Importing to Vertex dataset does not import labels...

ed_day · 11-02-2022 04:12 AM

In Vertex AI I am updating an image dataset, thus:

from google.cloud import aiplatform
import_schema_uri = aiplatform.schema.dataset.ioformat.image.single_label_classification
dataset_id = "my_ds_id"

ds = aiplatform.ImageDataset(dataset_id)))
ds.import_data(gcs_source=DATASET_PATH, import_schema_uri=import_schema_uri)

the images are uploaded to the dataset but their labels are ignored and they are classed as Unlabeled. What am I doing wrong? TIA!

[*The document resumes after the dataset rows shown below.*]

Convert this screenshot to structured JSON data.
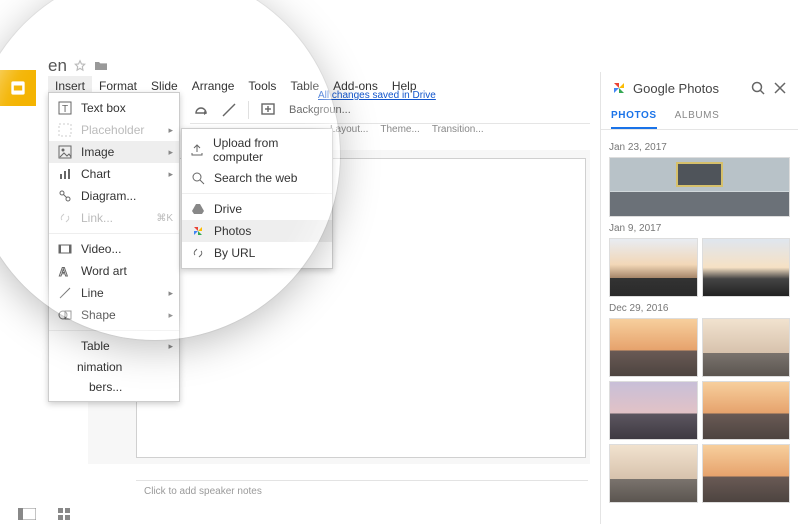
{
  "title_fragment": "en",
  "menubar": [
    "Insert",
    "Format",
    "Slide",
    "Arrange",
    "Tools",
    "Table",
    "Add-ons",
    "Help"
  ],
  "saved_note": "All changes saved in Drive",
  "toolbar": {
    "background": "Backgroun..."
  },
  "secondbar": [
    "Layout...",
    "Theme...",
    "Transition..."
  ],
  "speaker_placeholder": "Click to add speaker notes",
  "insert_menu": {
    "textbox": "Text box",
    "placeholder": "Placeholder",
    "image": "Image",
    "chart": "Chart",
    "diagram": "Diagram...",
    "link": "Link...",
    "link_shortcut": "⌘K",
    "video": "Video...",
    "wordart": "Word art",
    "line": "Line",
    "shape": "Shape",
    "table": "Table",
    "animation_tail": "nimation",
    "numbers_tail": "bers..."
  },
  "image_submenu": {
    "upload": "Upload from computer",
    "search": "Search the web",
    "drive": "Drive",
    "photos": "Photos",
    "byurl": "By URL"
  },
  "photos_panel": {
    "title": "Google Photos",
    "tabs": {
      "photos": "PHOTOS",
      "albums": "ALBUMS"
    },
    "groups": [
      {
        "date": "Jan 23, 2017",
        "layout": "single-wide",
        "items": [
          "building"
        ]
      },
      {
        "date": "Jan 9, 2017",
        "layout": "pair",
        "items": [
          "sunset",
          "sunset2"
        ]
      },
      {
        "date": "Dec 29, 2016",
        "layout": "grid2",
        "items": [
          "city",
          "city2",
          "purple",
          "city",
          "city2",
          "city"
        ]
      }
    ]
  }
}
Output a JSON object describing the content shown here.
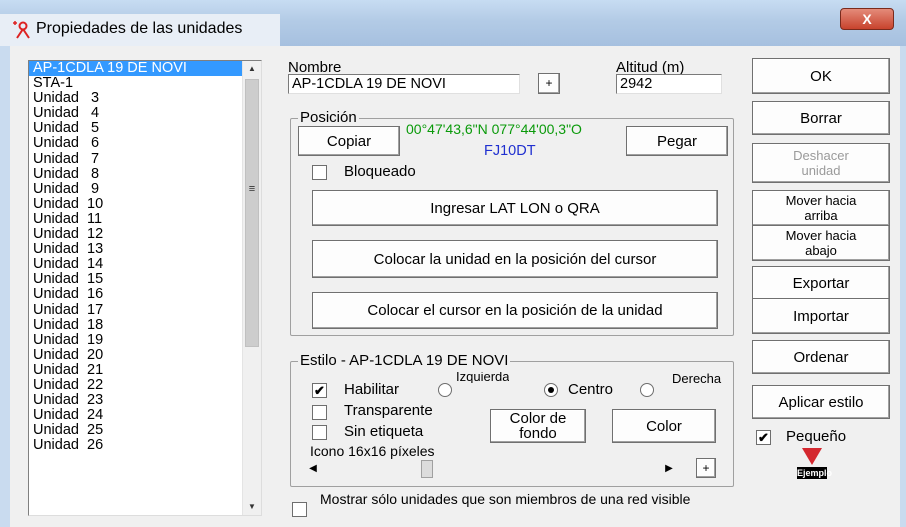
{
  "window": {
    "title": "Propiedades de las unidades",
    "close_label": "X"
  },
  "unit_list": {
    "items": [
      {
        "label": "AP-1CDLA 19 DE NOVI",
        "selected": true
      },
      {
        "label": "STA-1"
      },
      {
        "label": "Unidad   3"
      },
      {
        "label": "Unidad   4"
      },
      {
        "label": "Unidad   5"
      },
      {
        "label": "Unidad   6"
      },
      {
        "label": "Unidad   7"
      },
      {
        "label": "Unidad   8"
      },
      {
        "label": "Unidad   9"
      },
      {
        "label": "Unidad  10"
      },
      {
        "label": "Unidad  11"
      },
      {
        "label": "Unidad  12"
      },
      {
        "label": "Unidad  13"
      },
      {
        "label": "Unidad  14"
      },
      {
        "label": "Unidad  15"
      },
      {
        "label": "Unidad  16"
      },
      {
        "label": "Unidad  17"
      },
      {
        "label": "Unidad  18"
      },
      {
        "label": "Unidad  19"
      },
      {
        "label": "Unidad  20"
      },
      {
        "label": "Unidad  21"
      },
      {
        "label": "Unidad  22"
      },
      {
        "label": "Unidad  23"
      },
      {
        "label": "Unidad  24"
      },
      {
        "label": "Unidad  25"
      },
      {
        "label": "Unidad  26"
      }
    ]
  },
  "name": {
    "label": "Nombre",
    "value": "AP-1CDLA 19 DE NOVI",
    "plus": "+"
  },
  "altitude": {
    "label": "Altitud (m)",
    "value": "2942"
  },
  "position": {
    "caption": "Posición",
    "copy": "Copiar",
    "paste": "Pegar",
    "coords": "00°47'43,6\"N 077°44'00,3\"O",
    "qra": "FJ10DT",
    "locked_label": "Bloqueado",
    "locked": false,
    "enter_button": "Ingresar LAT LON o QRA",
    "unit_to_cursor": "Colocar la unidad en la posición del cursor",
    "cursor_to_unit": "Colocar el cursor en la posición de la unidad"
  },
  "style": {
    "caption": "Estilo - AP-1CDLA 19 DE NOVI",
    "enable_label": "Habilitar",
    "enabled": true,
    "align_left": "Izquierda",
    "align_center": "Centro",
    "align_right": "Derecha",
    "transparent_label": "Transparente",
    "no_label_label": "Sin etiqueta",
    "bg_color_button": "Color de fondo",
    "color_button": "Color",
    "icon_size_label": "Icono 16x16 píxeles",
    "plus": "+"
  },
  "bottom": {
    "visible_members_label": "Mostrar sólo unidades que son miembros de una red visible"
  },
  "side_buttons": {
    "ok": "OK",
    "delete": "Borrar",
    "undo": "Deshacer unidad",
    "move_up": "Mover hacia arriba",
    "move_down": "Mover hacia abajo",
    "export": "Exportar",
    "import": "Importar",
    "sort": "Ordenar",
    "apply_style": "Aplicar estilo",
    "small_label": "Pequeño",
    "small_checked": true,
    "example": "Ejemplo"
  },
  "colors": {
    "selection": "#3399ff",
    "coords": "#0a9a0a",
    "qra": "#2030d0",
    "close": "#c8432d"
  }
}
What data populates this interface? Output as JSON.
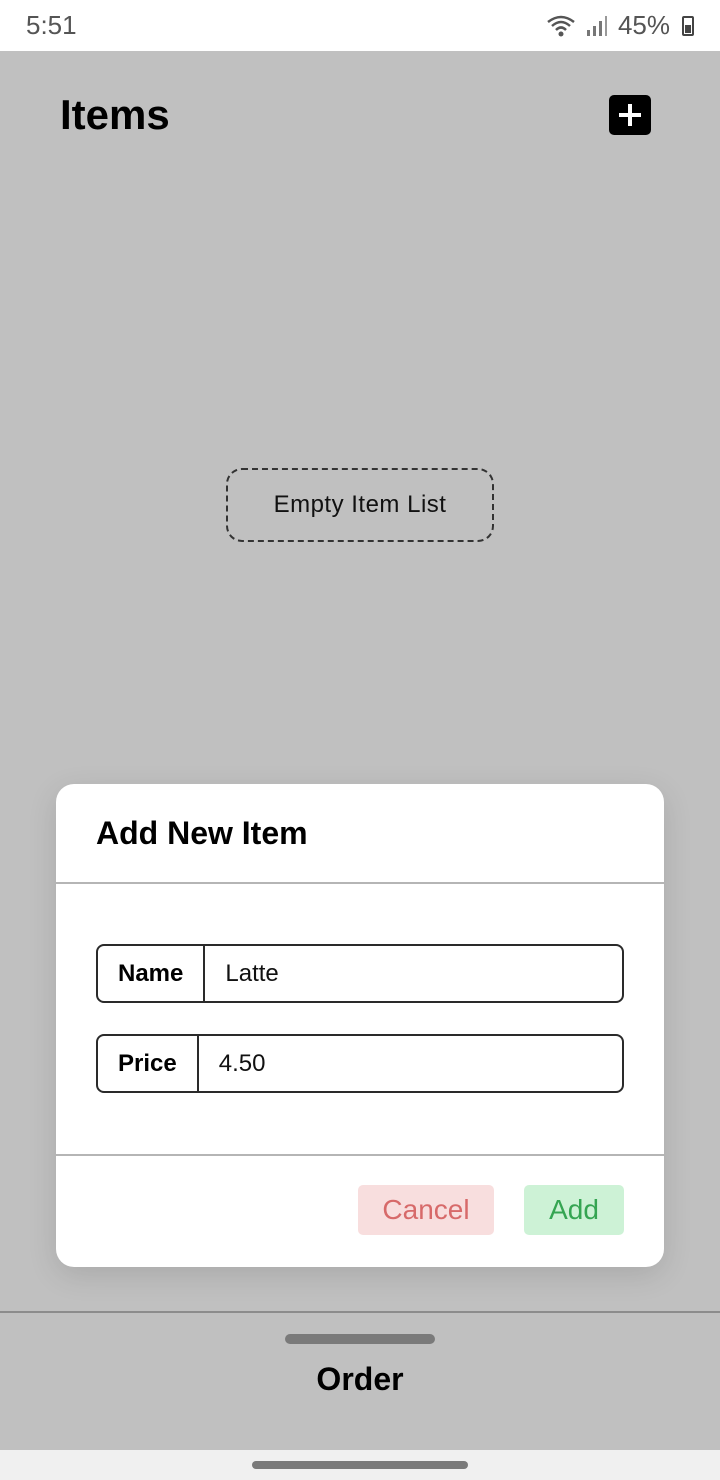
{
  "status_bar": {
    "time": "5:51",
    "battery": "45%"
  },
  "header": {
    "title": "Items",
    "add_icon": "plus-icon"
  },
  "list": {
    "empty_text": "Empty Item List"
  },
  "dialog": {
    "title": "Add New Item",
    "fields": [
      {
        "label": "Name",
        "value": "Latte"
      },
      {
        "label": "Price",
        "value": "4.50"
      }
    ],
    "cancel_label": "Cancel",
    "add_label": "Add",
    "colors": {
      "cancel_bg": "#f8dede",
      "cancel_text": "#d76a6a",
      "add_bg": "#cdf2d6",
      "add_text": "#35a552"
    }
  },
  "bottom_sheet": {
    "label": "Order"
  }
}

PS they are in a csv, like:

gs://path/to/file/barnacles.jpg,label1

which worked fine for the dataset creation.

cristianrm

You could check this sample code to Import data for image classification single label:

from google.cloud import aiplatform


def import_data_image_classification_single_label_sample(
    project: str,
    dataset_id: str,
    gcs_source_uri: str,
    location: str = "us-central1",
    api_endpoint: str = "us-central1-aiplatform.googleapis.com",
    timeout: int = 1800,
):
    # The AI Platform services require regional API endpoints.
    client_options = {"api_endpoint": api_endpoint}
    # Initialize client that will be used to create and send requests.
    # This client only needs to be created once, and can be reused for multiple requests.
    client = aiplatform.gapic.DatasetServiceClient(client_options=client_options)
    import_configs = [
        {
            "gcs_source": {"uris": [gcs_source_uri]},
            "import_schema_uri": "gs://google-cloud-aiplatform/schema/dataset/ioformat/image_classification_single_label_io_format_1.0.0.yaml",
        }
    ]
    name = client.dataset_path(project=project, location=location, dataset=dataset_id)
    response = client.import_data(name=name, import_configs=import_configs)
    print("Long running operation:", response.operation.name)
    import_data_response = response.result(timeout=timeout)
    print("import_data_response:", import_data_response)

ed_day

Thanks, but exactly the same result.

cristianrm

From this Tensorflow blog post:

In addition to image files, we've provided a CSV file (all_data.csv) containing the image URIs and labels. We randomly split this data into two files, train_set.csv and eval_set.csv, with 90% data for training and 10% for eval, respectively.
gs://cloud-ml-data/img/flower_photos/dandelion/17388674711_6dca8a2e8b_n.jpg,dandelion
gs://cloud-ml-data/img/flower_photos/sunflowers/9555824387_32b151e9b0_m.jpg,sunflowers
gs://cloud-ml-data/img/flower_photos/daisy/14523675369_97c31d0b5b.jpg,daisy
gs://cloud-ml-data/img/flower_photos/roses/512578026_f6e6f2ad26.jpg,roses
gs://cloud-ml-data/img/flower_photos/tulips/497305666_b5d4348826_n.jpg,tulips
We also need a text file containing all the labels (dict.txt), which is used to sequentially map labels to internally used IDs. In this case, daisy would become ID 0 and tulips would become 4. If the label isn't in the file, it will be ignored from preprocessing and training.
daisy 
dandelion 
roses 
sunflowers 
tulips 

Therefore, you need to create the dict.txt file which will have the all the labels used as shown above.